When you ask 10-year-old Yi Panharith who Sam Rainsy is, the fifth grade student answers right away.“Sam Rainsy is not a Khmer citizen,” he shouts.
Yi Panharith had vaguely heard the opposition leader’s name until he walked the short distance from his house to Phnom Penh’s Phsar Deum Thkauv Village 6 Primary School on Saturday, where he came across six handwritten placards criticizing Sam Rainsy and questioning his citizenship.
Posted on the gate of the Chamkar Mon district school, one of them clearly stated that the opposition leader is not a Khmer citizen.
“I don’t know if these signs have an educational value,” said Pen Huon, 53, Yi Panharith’s relative.
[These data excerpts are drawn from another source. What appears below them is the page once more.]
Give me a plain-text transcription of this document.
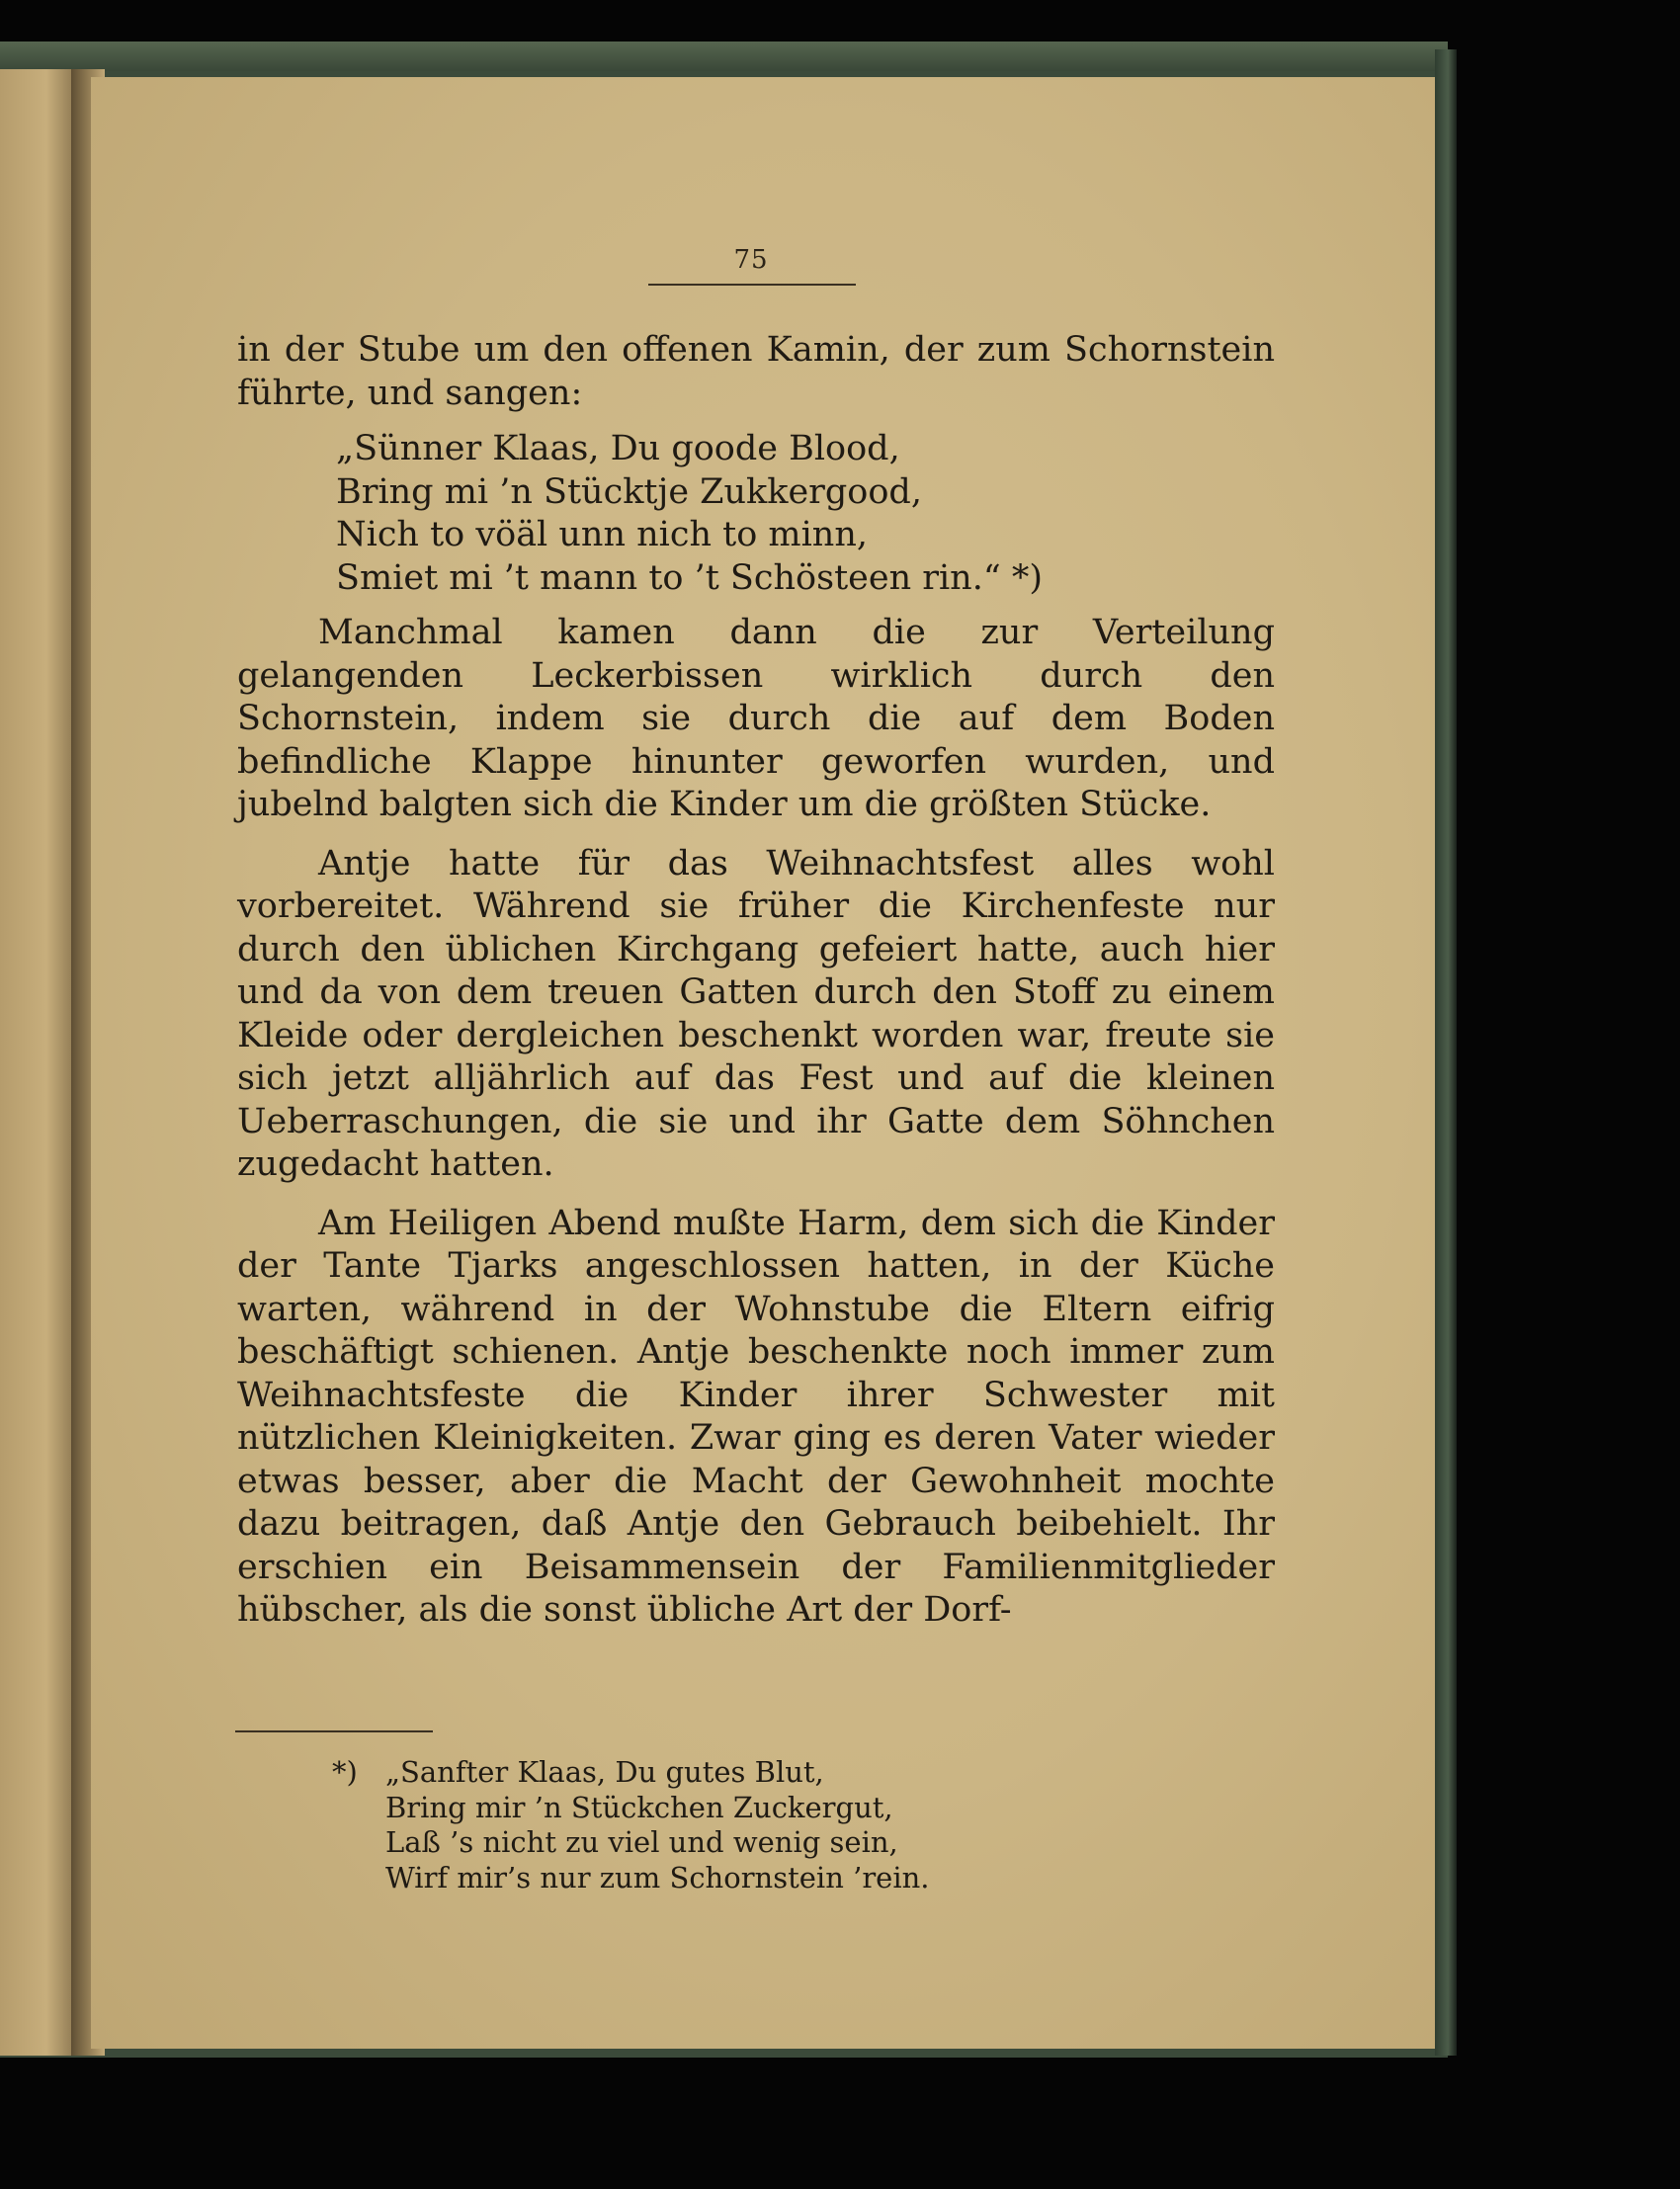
75

in der Stube um den offenen Kamin, der zum Schornstein führte, und sangen:

„Sünner Klaas, Du goode Blood,
Bring mi ’n Stücktje Zukkergood,
Nich to vöäl unn nich to minn,
Smiet mi ’t mann to ’t Schösteen rin.“ *)

Manchmal kamen dann die zur Verteilung gelangenden Leckerbissen wirklich durch den Schornstein, indem sie durch die auf dem Boden befindliche Klappe hinunter geworfen wurden, und jubelnd balgten sich die Kinder um die größten Stücke.

Antje hatte für das Weihnachtsfest alles wohl vorbereitet. Während sie früher die Kirchenfeste nur durch den üblichen Kirchgang gefeiert hatte, auch hier und da von dem treuen Gatten durch den Stoff zu einem Kleide oder dergleichen beschenkt worden war, freute sie sich jetzt alljährlich auf das Fest und auf die kleinen Ueberraschungen, die sie und ihr Gatte dem Söhnchen zugedacht hatten.

Am Heiligen Abend mußte Harm, dem sich die Kinder der Tante Tjarks angeschlossen hatten, in der Küche warten, während in der Wohnstube die Eltern eifrig beschäftigt schienen. Antje beschenkte noch immer zum Weihnachtsfeste die Kinder ihrer Schwester mit nützlichen Kleinigkeiten. Zwar ging es deren Vater wieder etwas besser, aber die Macht der Gewohnheit mochte dazu beitragen, daß Antje den Gebrauch beibehielt. Ihr erschien ein Beisammensein der Familienmitglieder hübscher, als die sonst übliche Art der Dorf-

*) „Sanfter Klaas, Du gutes Blut,
Bring mir ’n Stückchen Zuckergut,
Laß ’s nicht zu viel und wenig sein,
Wirf mir’s nur zum Schornstein ’rein.
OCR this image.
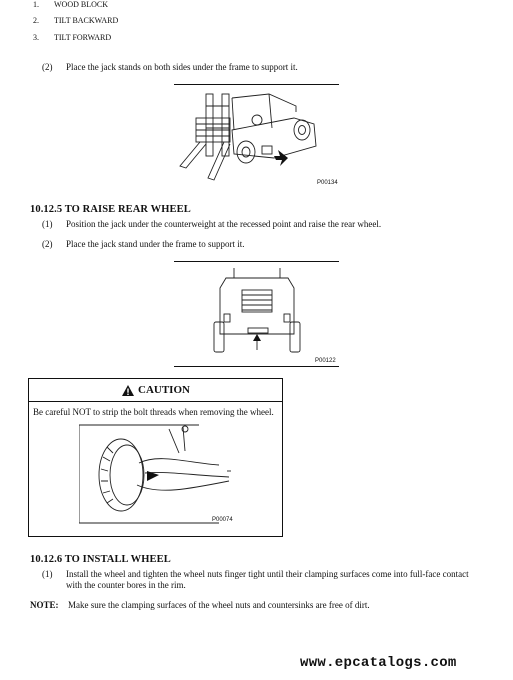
1. WOOD BLOCK
2. TILT BACKWARD
3. TILT FORWARD
(2) Place the jack stands on both sides under the frame to support it.
P00134
10.12.5 TO RAISE REAR WHEEL
(1) Position the jack under the counterweight at the recessed point and raise the rear wheel.
(2) Place the jack stand under the frame to support it.
P00122
CAUTION
Be careful NOT to strip the bolt threads when removing the wheel.
P00074
10.12.6 TO INSTALL WHEEL
(1) Install the wheel and tighten the wheel nuts finger tight until their clamping surfaces come into full-face contact
with the counter bores in the rim.
NOTE: Make sure the clamping surfaces of the wheel nuts and countersinks are free of dirt.
www.epcatalogs.com
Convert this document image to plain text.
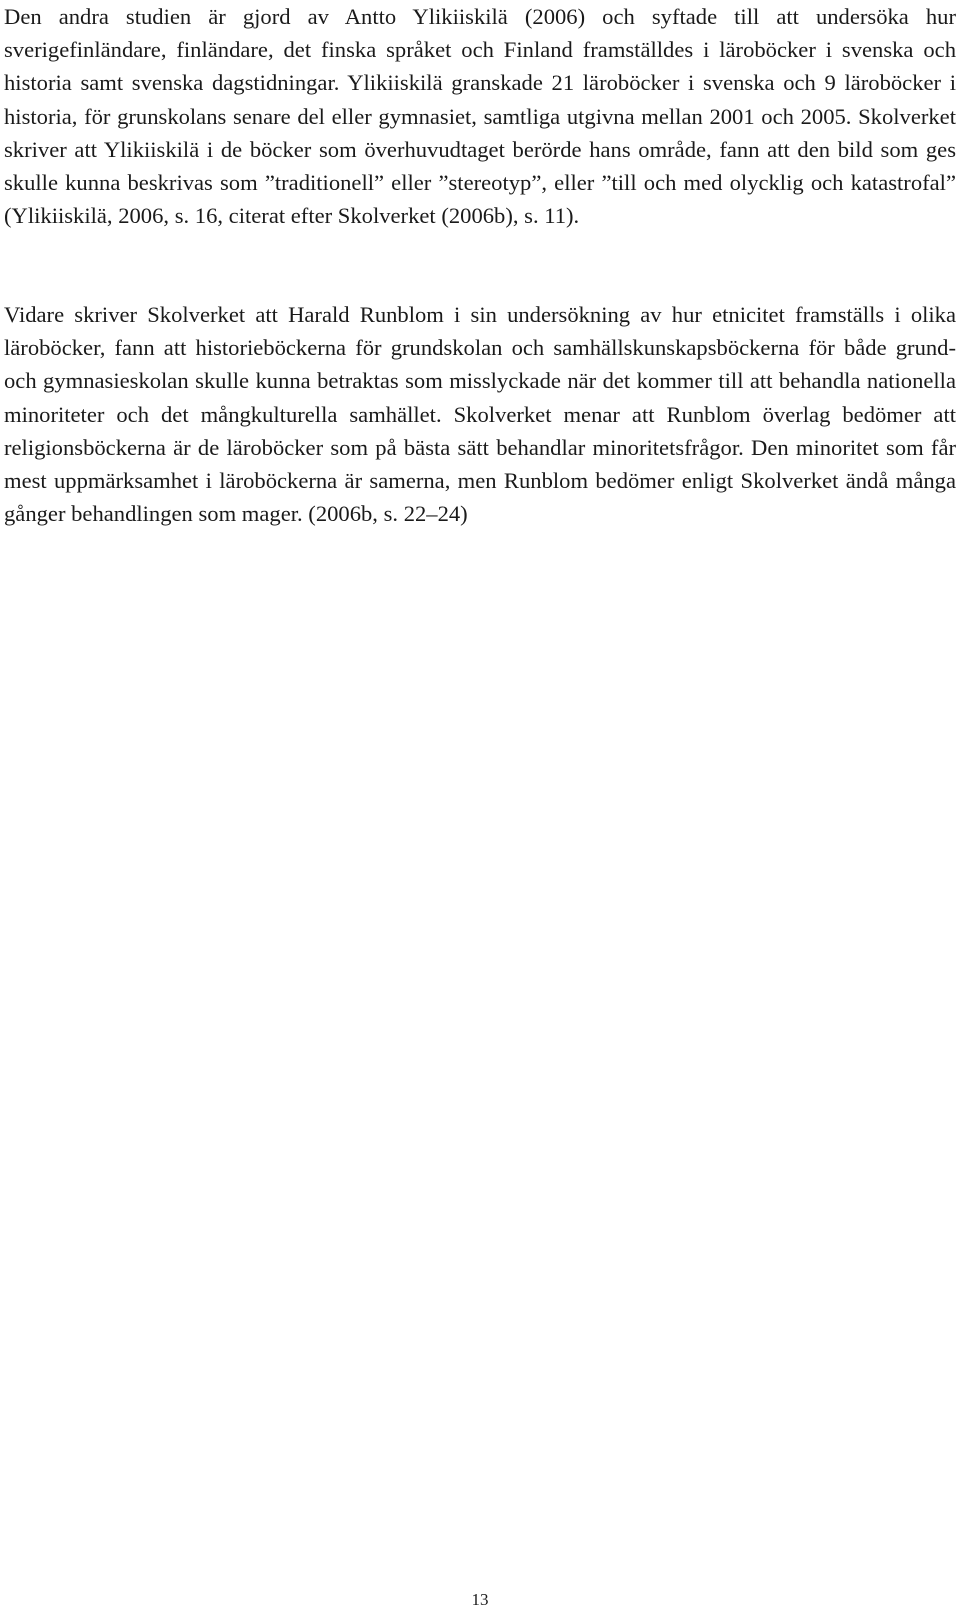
Den andra studien är gjord av Antto Ylikiiskilä (2006) och syftade till att undersöka hur sverigefinländare, finländare, det finska språket och Finland framställdes i läroböcker i svenska och historia samt svenska dagstidningar. Ylikiiskilä granskade 21 läroböcker i svenska och 9 läroböcker i historia, för grunskolans senare del eller gymnasiet, samtliga utgivna mellan 2001 och 2005. Skolverket skriver att Ylikiiskilä i de böcker som överhuvudtaget berörde hans område, fann att den bild som ges skulle kunna beskrivas som ”traditionell” eller ”stereotyp”, eller ”till och med olycklig och katastrofal” (Ylikiiskilä, 2006, s. 16, citerat efter Skolverket (2006b), s. 11).

Vidare skriver Skolverket att Harald Runblom i sin undersökning av hur etnicitet framställs i olika läroböcker, fann att historieböckerna för grundskolan och samhällskunskapsböckerna för både grund- och gymnasieskolan skulle kunna betraktas som misslyckade när det kommer till att behandla nationella minoriteter och det mångkulturella samhället. Skolverket menar att Runblom överlag bedömer att religionsböckerna är de läroböcker som på bästa sätt behandlar minoritetsfrågor. Den minoritet som får mest uppmärksamhet i läroböckerna är samerna, men Runblom bedömer enligt Skolverket ändå många gånger behandlingen som mager. (2006b, s. 22–24)

13
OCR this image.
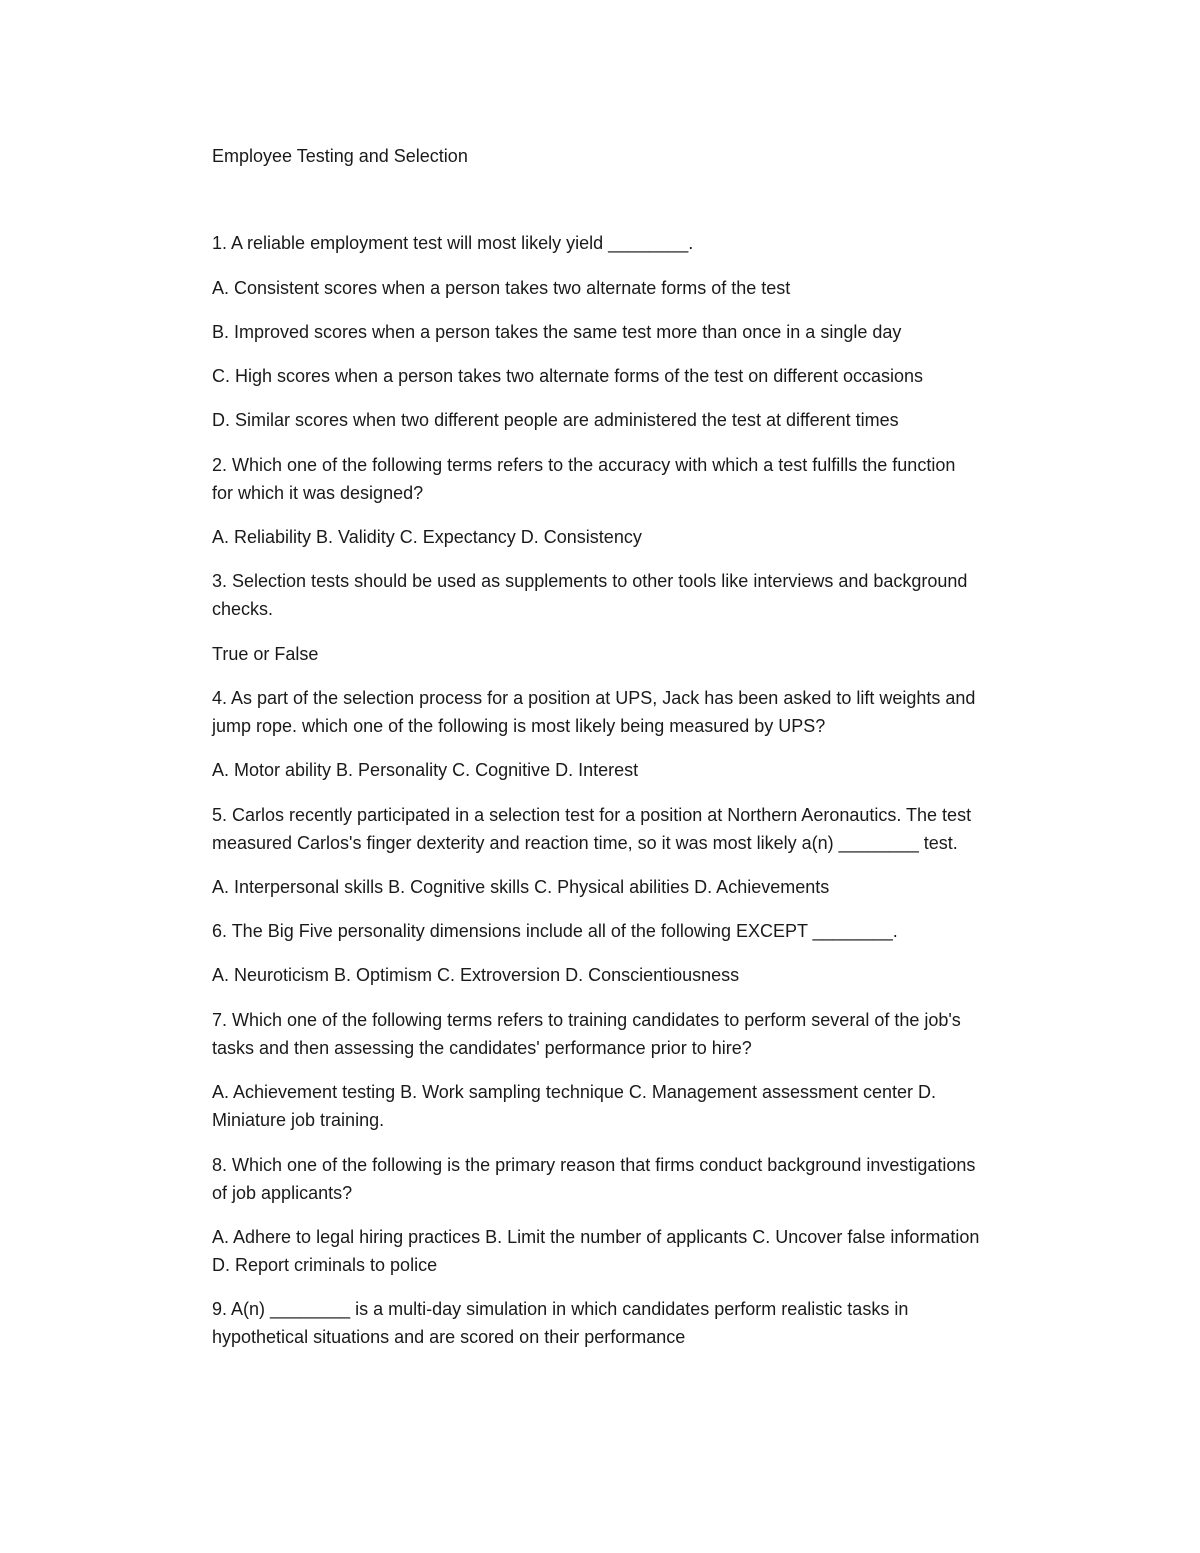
Employee Testing and Selection

1. A reliable employment test will most likely yield ________.

A. Consistent scores when a person takes two alternate forms of the test

B. Improved scores when a person takes the same test more than once in a single day

C. High scores when a person takes two alternate forms of the test on different occasions

D. Similar scores when two different people are administered the test at different times

2. Which one of the following terms refers to the accuracy with which a test fulfills the function

for which it was designed?

A. Reliability B. Validity C. Expectancy D. Consistency

3. Selection tests should be used as supplements to other tools like interviews and background

checks.

True or False

4. As part of the selection process for a position at UPS, Jack has been asked to lift weights and

jump rope. which one of the following is most likely being measured by UPS?

A. Motor ability B. Personality C. Cognitive D. Interest

5. Carlos recently participated in a selection test for a position at Northern Aeronautics. The test

measured Carlos's finger dexterity and reaction time, so it was most likely a(n) ________ test.

A. Interpersonal skills B. Cognitive skills C. Physical abilities D. Achievements

6. The Big Five personality dimensions include all of the following EXCEPT ________.

A. Neuroticism B. Optimism C. Extroversion D. Conscientiousness

7. Which one of the following terms refers to training candidates to perform several of the job's

tasks and then assessing the candidates' performance prior to hire?

A. Achievement testing B. Work sampling technique C. Management assessment center D.

Miniature job training.

8. Which one of the following is the primary reason that firms conduct background investigations

of job applicants?

A. Adhere to legal hiring practices B. Limit the number of applicants C. Uncover false information

D. Report criminals to police

9. A(n) ________ is a multi-day simulation in which candidates perform realistic tasks in

hypothetical situations and are scored on their performance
Primary school students returning to school after their three months’ vacation on Saturday were welcomed by anti-Sam Rainsy placards throughout Phnom Penh. Similar placards were placed on high schools last week. They have not yet been reported in the provinces but Him Sokleang, a teacher at Kandal province’s Tuk Lech Junior High School, said that at a meeting at her Takhmau district school, the administrators circulated a petition against Sam Rainsy for the teachers to sign.
Rong Chhun, president of Cambodian Independent Teachers Association, said the placards are illegal according to Article 37 of the Statute on Civil Servants.
It states that civil servants are “strictly prohibited to use their functions and State’s materials for servicing political activities.”
“Public institutions must be neutral in a democracy,” said Mu Sochua, an opposition party member.
“I want to say to them: Please, please leave the children out of politics,” she said.
Rong Chhun said he plans to write to the Minister of Education Kol Pheng about the placards.
Mu Sochua pointed out that the Sam Rainsy Party had won over half the Phnom Penh votes in the 2003 national elections, and that the placards constitute political threats.